Los bosques de Río Frío hacia Puebla, los volcanes del «Popo» y el «Iztla», el camino de Cumbres de Maltrata a Orizaba, el verde campo de paso por Córdoba hasta llegar al olor de mar bonita que despide Boca del Río, para ver finalmente el primer reducto de colonia española en México.
Despertar en Veracruz es ver el cielo rojo, pero no sólo sin tu cariño. Es tomar un baño fresco, es caminar por el malecón viendo gaviotas mañaneras, barcos de muelle que cantan la aventura, la brisa marina que resbala por los poros, es oír el reloj del faro viejo dando las nueve al compás de «Veracruz», del Flaco Agustín a ritmo y sonido de reloj antiguo. Es ver a la chiquillería lanzarse clavados para rescatar la moneda del turista, es escuchar el habla acubanada del oriundo, es llegar a la aromática Parroquia y pedir un humeante café lechero.
En Veracruz mis sentidos se despiertan. Voy al mar a la playa «Mocambu», y juego con las olas, me clavo en ellas, me tiro como clavadista holandés que en la trampa busca el penal. Nado relajado, libre y fluyente en la corriente del mar. Salgo del mar como esos pescadores de las películas del «Indio Fernández» y voy a una choza de palmas donde venden una cerveza bien fría.
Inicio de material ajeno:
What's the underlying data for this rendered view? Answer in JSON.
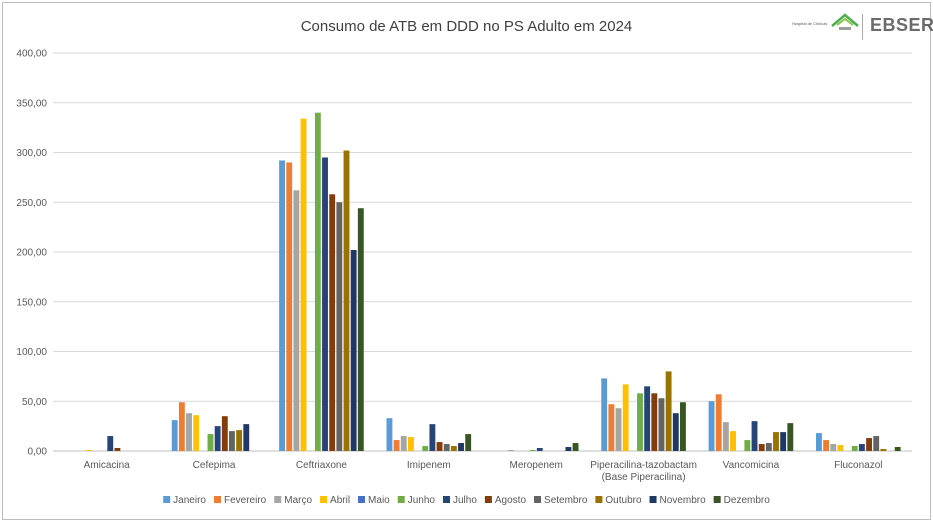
{
  "logo": {
    "hospital_text": "Hospital de Clínicas",
    "brand_text": "EBSERH"
  },
  "chart_data": {
    "type": "bar",
    "title": "Consumo de ATB em DDD no PS Adulto em 2024",
    "xlabel": "",
    "ylabel": "",
    "ylim": [
      0,
      400
    ],
    "yticks": [
      "0,00",
      "50,00",
      "100,00",
      "150,00",
      "200,00",
      "250,00",
      "300,00",
      "350,00",
      "400,00"
    ],
    "grid": true,
    "legend_position": "bottom",
    "categories": [
      [
        "Amicacina"
      ],
      [
        "Cefepima"
      ],
      [
        "Ceftriaxone"
      ],
      [
        "Imipenem"
      ],
      [
        "Meropenem"
      ],
      [
        "Piperacilina-tazobactam",
        "(Base Piperacilina)"
      ],
      [
        "Vancomicina"
      ],
      [
        "Fluconazol"
      ]
    ],
    "series": [
      {
        "name": "Janeiro",
        "color": "#5b9bd5",
        "values": [
          0,
          31,
          292,
          33,
          0,
          73,
          50,
          18
        ]
      },
      {
        "name": "Fevereiro",
        "color": "#ed7d31",
        "values": [
          0,
          49,
          290,
          11,
          0,
          47,
          57,
          11
        ]
      },
      {
        "name": "Março",
        "color": "#a5a5a5",
        "values": [
          0,
          38,
          262,
          15,
          1,
          43,
          29,
          7
        ]
      },
      {
        "name": "Abril",
        "color": "#ffc000",
        "values": [
          1,
          36,
          334,
          14,
          0,
          67,
          20,
          6
        ]
      },
      {
        "name": "Maio",
        "color": "#4472c4",
        "values": [
          0,
          0,
          0,
          0,
          0,
          0,
          0,
          0
        ]
      },
      {
        "name": "Junho",
        "color": "#70ad47",
        "values": [
          0,
          17,
          340,
          5,
          1,
          58,
          11,
          5
        ]
      },
      {
        "name": "Julho",
        "color": "#264478",
        "values": [
          15,
          25,
          295,
          27,
          3,
          65,
          30,
          7
        ]
      },
      {
        "name": "Agosto",
        "color": "#843c0c",
        "values": [
          3,
          35,
          258,
          9,
          0,
          58,
          7,
          13
        ]
      },
      {
        "name": "Setembro",
        "color": "#636363",
        "values": [
          0,
          20,
          250,
          7,
          0,
          53,
          8,
          15
        ]
      },
      {
        "name": "Outubro",
        "color": "#997300",
        "values": [
          0,
          21,
          302,
          5,
          0,
          80,
          19,
          2
        ]
      },
      {
        "name": "Novembro",
        "color": "#203864",
        "values": [
          0,
          27,
          202,
          8,
          4,
          38,
          19,
          0
        ]
      },
      {
        "name": "Dezembro",
        "color": "#375623",
        "values": [
          0,
          0,
          244,
          17,
          8,
          49,
          28,
          4
        ]
      }
    ]
  }
}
Me acuesto en los camastros a fumar y no sé del tiempo, no soy preso de su cruel tic-tac. El hambre me hace su sentir y parto a bañarme, a acicalarme, una vez logrado me voy con mi compañera de vida a comer comida de mar al estilo español. El lugar, «El Llagar», en frente del mar, teniendo a «La Isla de los Sacrificios», como lejano testigo. Las palmeras del boulevard se agitan como bolero de «Toña la Negra», » borrachas de sol». De tarde y en la noche a la «Plaza de la Campana», ahí donde los jarochos bailan danzón acompañados con orquesta. Ellos de guayabera blanca y zapato níveo, ellas con su coquetísimo abanico.
La cadencia corporal marcando el tiempo, las miradas que de repente se cruzan, la música que penetra, abriendo los segundos a la sensualidad. La noche cae, y el cielo y luna, adornados con estrellas son el epílogo discreto enorme de un día que ha cumplido su cabal función. Uno puede ir a reposar los órganos y sentidos que han salido de sus cajas y se han divertido de lo lindo.
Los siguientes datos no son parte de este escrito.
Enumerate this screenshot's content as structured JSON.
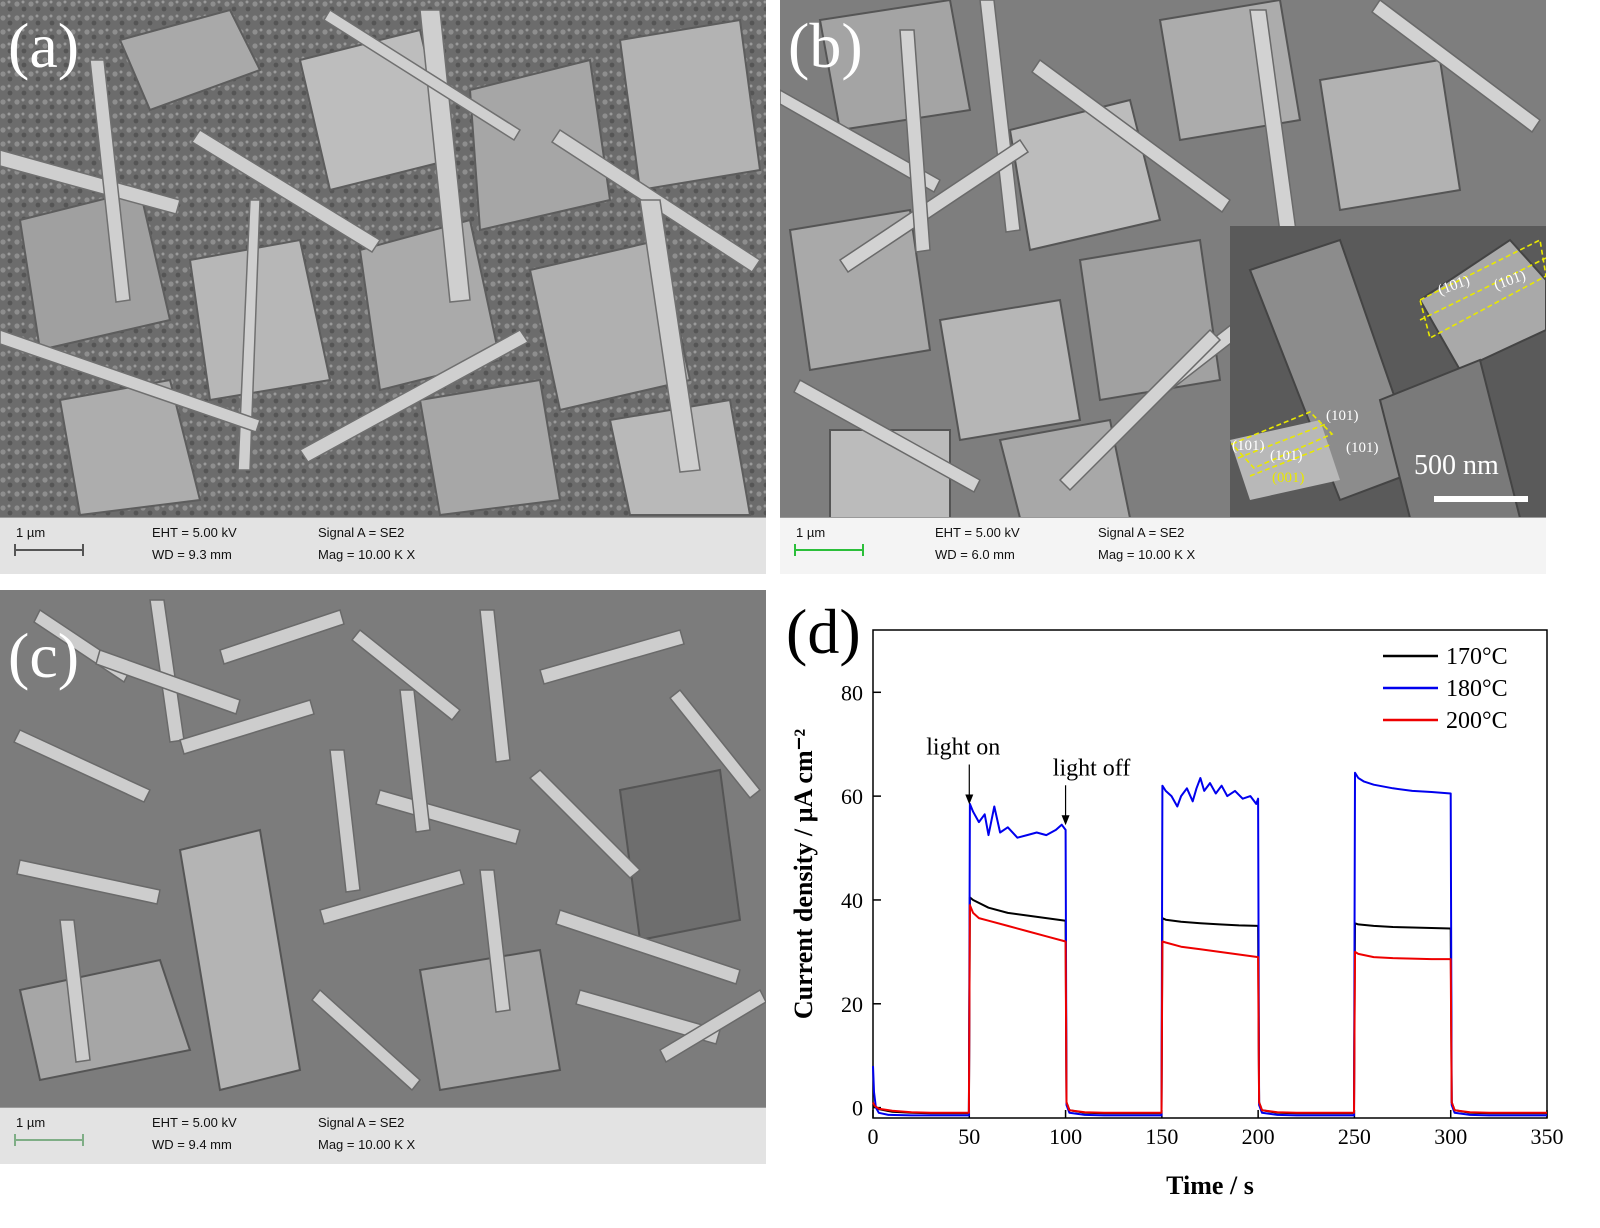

En unas horas nuestras marionetas sensoriales despiertan gozosas queriendo vivir, jugar, reír, divertirse. Veo el cielo, el sol se asoma tímido emitiendo destellos rojos y naranjas, el aire entra por el cuarto, mis pulmones se ensanchan sintiendo el aire limpio, eso que llamamos oxígeno vital. Es la hora, cerramos las maletas, ahora van cargadas de emociones, en unos momentos más escucharé «Pasajeros con destino a México, Distrito Federal, favor de abordar el autobús número…». Hoy de mañana de DF en el teclado, veo, siento y contemplo la inmensidad de vida que aún resuena de mi bello Puerto llamado Veracruz.
Raúl Adalid Sainz, en algún lugar de México-Tenochtitlan.